もちろん、外資系企業に役職が関係ないというわけではなく、ベース部分はアップします。しかしながら、役職がない人であってもパフォーマンスが良好であった場合にそれに応じて報酬に反映するのが、外資系企業ならではの価値観といえるでしょう。
また、外資系企業の年俸交渉に関する材料はあくまで実績や成果です。企業側に適正に評価してもらうためには、どのような成果を上げたのかを明確に伝える必要があります。そのためには相手を納得させうる合理性がある数値や背景の材料をもってプレゼンしなければなりません。
上司との関係性もあなどってはいけない
そして、多くの場合その評価をするのは直属の上司です。外資系企業は合理的な考え方の人たちの集まりではありますが、それでも人間です。相性というものが評価に反映しないとは言い切れません。
イメージ的に外資系は実力主義だから上下の関係は気にしなくてもよいのだろうと考える方もいるかもしれませんが、それは少し違います。

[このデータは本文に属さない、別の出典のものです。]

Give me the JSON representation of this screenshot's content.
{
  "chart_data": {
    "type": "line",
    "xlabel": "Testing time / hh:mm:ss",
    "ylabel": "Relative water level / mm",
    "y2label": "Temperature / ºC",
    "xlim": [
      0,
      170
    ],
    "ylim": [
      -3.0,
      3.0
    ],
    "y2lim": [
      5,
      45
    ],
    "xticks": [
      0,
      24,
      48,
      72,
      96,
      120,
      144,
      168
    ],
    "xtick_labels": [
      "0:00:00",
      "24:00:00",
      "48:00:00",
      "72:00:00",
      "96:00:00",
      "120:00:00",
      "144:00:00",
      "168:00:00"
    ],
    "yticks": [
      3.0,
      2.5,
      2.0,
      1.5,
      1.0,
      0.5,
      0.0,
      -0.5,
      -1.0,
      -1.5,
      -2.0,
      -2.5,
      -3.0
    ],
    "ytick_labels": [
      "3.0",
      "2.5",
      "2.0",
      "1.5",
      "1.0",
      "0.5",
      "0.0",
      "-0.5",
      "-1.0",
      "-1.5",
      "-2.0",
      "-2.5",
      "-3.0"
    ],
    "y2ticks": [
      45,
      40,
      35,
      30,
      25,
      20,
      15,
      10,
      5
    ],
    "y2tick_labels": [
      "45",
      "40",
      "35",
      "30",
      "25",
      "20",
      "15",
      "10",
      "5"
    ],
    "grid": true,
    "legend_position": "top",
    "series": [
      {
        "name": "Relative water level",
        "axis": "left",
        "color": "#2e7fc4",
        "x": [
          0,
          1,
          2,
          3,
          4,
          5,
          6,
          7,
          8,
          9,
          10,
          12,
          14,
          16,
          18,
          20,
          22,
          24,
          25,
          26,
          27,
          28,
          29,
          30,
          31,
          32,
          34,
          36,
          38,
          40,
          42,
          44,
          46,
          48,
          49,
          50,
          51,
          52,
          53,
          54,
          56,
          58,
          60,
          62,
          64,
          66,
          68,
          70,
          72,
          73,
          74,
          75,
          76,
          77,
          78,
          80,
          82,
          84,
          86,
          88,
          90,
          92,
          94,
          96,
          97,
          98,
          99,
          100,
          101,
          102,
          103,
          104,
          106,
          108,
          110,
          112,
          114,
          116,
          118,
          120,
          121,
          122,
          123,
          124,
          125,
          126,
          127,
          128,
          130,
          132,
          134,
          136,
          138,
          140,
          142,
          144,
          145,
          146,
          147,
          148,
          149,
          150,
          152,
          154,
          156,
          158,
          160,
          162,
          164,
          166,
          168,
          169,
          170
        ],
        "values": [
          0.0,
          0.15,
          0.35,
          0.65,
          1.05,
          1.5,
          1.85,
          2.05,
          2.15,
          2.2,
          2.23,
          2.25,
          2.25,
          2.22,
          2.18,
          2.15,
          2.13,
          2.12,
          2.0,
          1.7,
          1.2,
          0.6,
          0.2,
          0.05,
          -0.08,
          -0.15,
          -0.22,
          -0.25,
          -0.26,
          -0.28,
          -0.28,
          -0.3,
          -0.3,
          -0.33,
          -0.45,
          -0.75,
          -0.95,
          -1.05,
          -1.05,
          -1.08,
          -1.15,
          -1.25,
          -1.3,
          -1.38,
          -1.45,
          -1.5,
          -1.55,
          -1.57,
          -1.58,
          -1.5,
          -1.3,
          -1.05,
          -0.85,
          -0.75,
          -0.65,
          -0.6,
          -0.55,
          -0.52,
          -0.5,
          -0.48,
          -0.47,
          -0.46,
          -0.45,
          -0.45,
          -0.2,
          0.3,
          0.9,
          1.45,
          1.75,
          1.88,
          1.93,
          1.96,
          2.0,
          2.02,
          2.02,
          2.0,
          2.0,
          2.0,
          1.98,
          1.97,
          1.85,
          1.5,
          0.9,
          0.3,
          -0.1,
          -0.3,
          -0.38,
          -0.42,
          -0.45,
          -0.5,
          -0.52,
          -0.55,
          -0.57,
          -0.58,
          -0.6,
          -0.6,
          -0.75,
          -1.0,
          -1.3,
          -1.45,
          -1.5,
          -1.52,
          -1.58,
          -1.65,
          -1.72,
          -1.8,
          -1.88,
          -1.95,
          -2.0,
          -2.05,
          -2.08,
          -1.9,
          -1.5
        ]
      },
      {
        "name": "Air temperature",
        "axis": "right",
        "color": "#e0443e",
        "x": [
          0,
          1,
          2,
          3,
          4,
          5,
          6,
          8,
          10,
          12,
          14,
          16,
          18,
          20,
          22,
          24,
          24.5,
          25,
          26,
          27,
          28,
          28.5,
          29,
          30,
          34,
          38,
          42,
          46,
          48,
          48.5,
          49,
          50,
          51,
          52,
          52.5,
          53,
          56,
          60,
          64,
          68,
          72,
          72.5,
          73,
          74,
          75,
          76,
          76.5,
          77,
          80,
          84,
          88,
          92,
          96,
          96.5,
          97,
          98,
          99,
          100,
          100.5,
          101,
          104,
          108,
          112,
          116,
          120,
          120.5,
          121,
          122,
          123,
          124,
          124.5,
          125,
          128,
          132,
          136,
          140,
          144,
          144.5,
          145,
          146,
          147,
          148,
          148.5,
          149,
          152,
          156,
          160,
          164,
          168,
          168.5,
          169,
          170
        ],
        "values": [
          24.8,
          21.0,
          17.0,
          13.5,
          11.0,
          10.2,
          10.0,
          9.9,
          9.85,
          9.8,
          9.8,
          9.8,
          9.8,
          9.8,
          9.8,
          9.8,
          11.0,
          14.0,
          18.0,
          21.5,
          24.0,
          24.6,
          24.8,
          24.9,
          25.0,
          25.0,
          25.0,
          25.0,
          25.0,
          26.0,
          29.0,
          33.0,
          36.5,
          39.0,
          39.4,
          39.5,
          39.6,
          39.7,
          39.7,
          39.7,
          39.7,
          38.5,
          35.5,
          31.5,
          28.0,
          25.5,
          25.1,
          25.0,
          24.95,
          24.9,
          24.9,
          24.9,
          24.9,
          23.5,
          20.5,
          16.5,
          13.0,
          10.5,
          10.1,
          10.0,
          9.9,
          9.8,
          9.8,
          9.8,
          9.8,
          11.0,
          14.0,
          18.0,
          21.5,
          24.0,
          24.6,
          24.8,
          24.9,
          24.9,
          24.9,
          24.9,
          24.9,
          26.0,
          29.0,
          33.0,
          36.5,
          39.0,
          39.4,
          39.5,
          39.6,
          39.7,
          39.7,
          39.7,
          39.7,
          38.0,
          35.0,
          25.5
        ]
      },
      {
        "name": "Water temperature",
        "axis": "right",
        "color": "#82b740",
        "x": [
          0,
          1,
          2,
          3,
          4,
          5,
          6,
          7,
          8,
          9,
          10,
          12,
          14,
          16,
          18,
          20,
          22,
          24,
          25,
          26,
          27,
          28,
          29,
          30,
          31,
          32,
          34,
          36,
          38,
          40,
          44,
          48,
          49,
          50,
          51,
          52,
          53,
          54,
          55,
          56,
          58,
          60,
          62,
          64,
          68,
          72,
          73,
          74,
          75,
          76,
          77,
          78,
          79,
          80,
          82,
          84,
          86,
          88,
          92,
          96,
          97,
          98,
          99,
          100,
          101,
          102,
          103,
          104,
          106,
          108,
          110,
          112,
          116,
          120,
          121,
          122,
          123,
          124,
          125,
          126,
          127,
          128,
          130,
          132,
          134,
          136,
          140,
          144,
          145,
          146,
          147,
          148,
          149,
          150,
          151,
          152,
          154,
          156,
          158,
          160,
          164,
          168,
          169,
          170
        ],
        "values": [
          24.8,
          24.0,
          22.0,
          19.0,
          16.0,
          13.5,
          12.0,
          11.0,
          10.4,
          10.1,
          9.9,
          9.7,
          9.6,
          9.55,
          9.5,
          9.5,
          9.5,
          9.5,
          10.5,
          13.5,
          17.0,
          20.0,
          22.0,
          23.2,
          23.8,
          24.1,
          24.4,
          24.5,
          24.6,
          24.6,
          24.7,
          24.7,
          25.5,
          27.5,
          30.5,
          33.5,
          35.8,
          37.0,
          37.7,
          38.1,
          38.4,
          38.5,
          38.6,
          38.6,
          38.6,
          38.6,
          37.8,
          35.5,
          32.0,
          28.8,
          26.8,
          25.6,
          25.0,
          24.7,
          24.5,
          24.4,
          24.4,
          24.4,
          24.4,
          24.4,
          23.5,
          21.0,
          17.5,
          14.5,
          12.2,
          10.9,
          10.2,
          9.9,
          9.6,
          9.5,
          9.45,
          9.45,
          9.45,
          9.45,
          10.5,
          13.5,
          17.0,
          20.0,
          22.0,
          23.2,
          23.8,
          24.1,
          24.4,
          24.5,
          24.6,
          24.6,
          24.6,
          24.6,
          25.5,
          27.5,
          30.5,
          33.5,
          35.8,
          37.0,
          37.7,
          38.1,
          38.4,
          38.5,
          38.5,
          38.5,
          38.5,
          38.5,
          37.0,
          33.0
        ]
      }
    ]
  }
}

たしかに古い体質の日系企業に比べれば、上司と部下の関係が「フランク」ではあっても「フラット」ということではありません。それを履き違えると、上司からの評価にネガティブなバイアスがかかるおそれもあります。実績を適正に評価してもらうためにも、直属上司とは常日頃から良好なコミュニケーションを取っておき、お互いに理解し合える関係を構築することが賢明でしょう。
やはり英語力があると有利!
最後に付け加えたいのは、やはり外資系企業においては英語力がある人材は年俸が高くなる傾向があるということです。入社すると部署によっては、日々の業務に関わるドキュメントにせよ連絡報告、打ち合わせや会議にせよ、ほぼ英語で行われることがデフォルトになります。つまり、英語をブラッシュアップする目標を持つ人にとっては、磨き上げやすい環境となるのです。だからこそ、転職活動と並行して英語スキルを磨く努力には意味があります。
ぜひ、TOEIC800超えというビジネスレベルを目指しましょう。
業務をこなしながら英語スキルに対する向上心を持って、いい意味で貪欲に英語力を身につけていくことで人材価値が上がり、報酬アップの後押しになります。しかもそれだけではなく、磨き抜いた英語スキルは業務のパフォーマンスレベルを間違いなく上げ、結果的に成果にも好影響をもたらすでしょう。英語力を身につけるメリットとしては、その成果によってさらに報酬がアップするという、好循環を生み出すポテンシャルがあります。
まとめ
外資系企業が日系企業よりも高額年収になる理由を紐解き、外資系ならではの給与体系を解説しました。もともとグローバルに展開できる優良企業である上、専門分野と英語の両方のスキルが高い人を呼ぼうとするので条件が良くなるのです。また、福利厚生や退職金がない分、個人で完結してもらおうという意味合いや、日系企業の信頼度に対抗したリスクプレミアムを乗せするなどの要因が絡み合って、高額年収になるのは至極当然の成り行きでしょう。
外資系への転職を考えているみなさんは、これらの背景をよく理解して転職活動に向き合いましょう。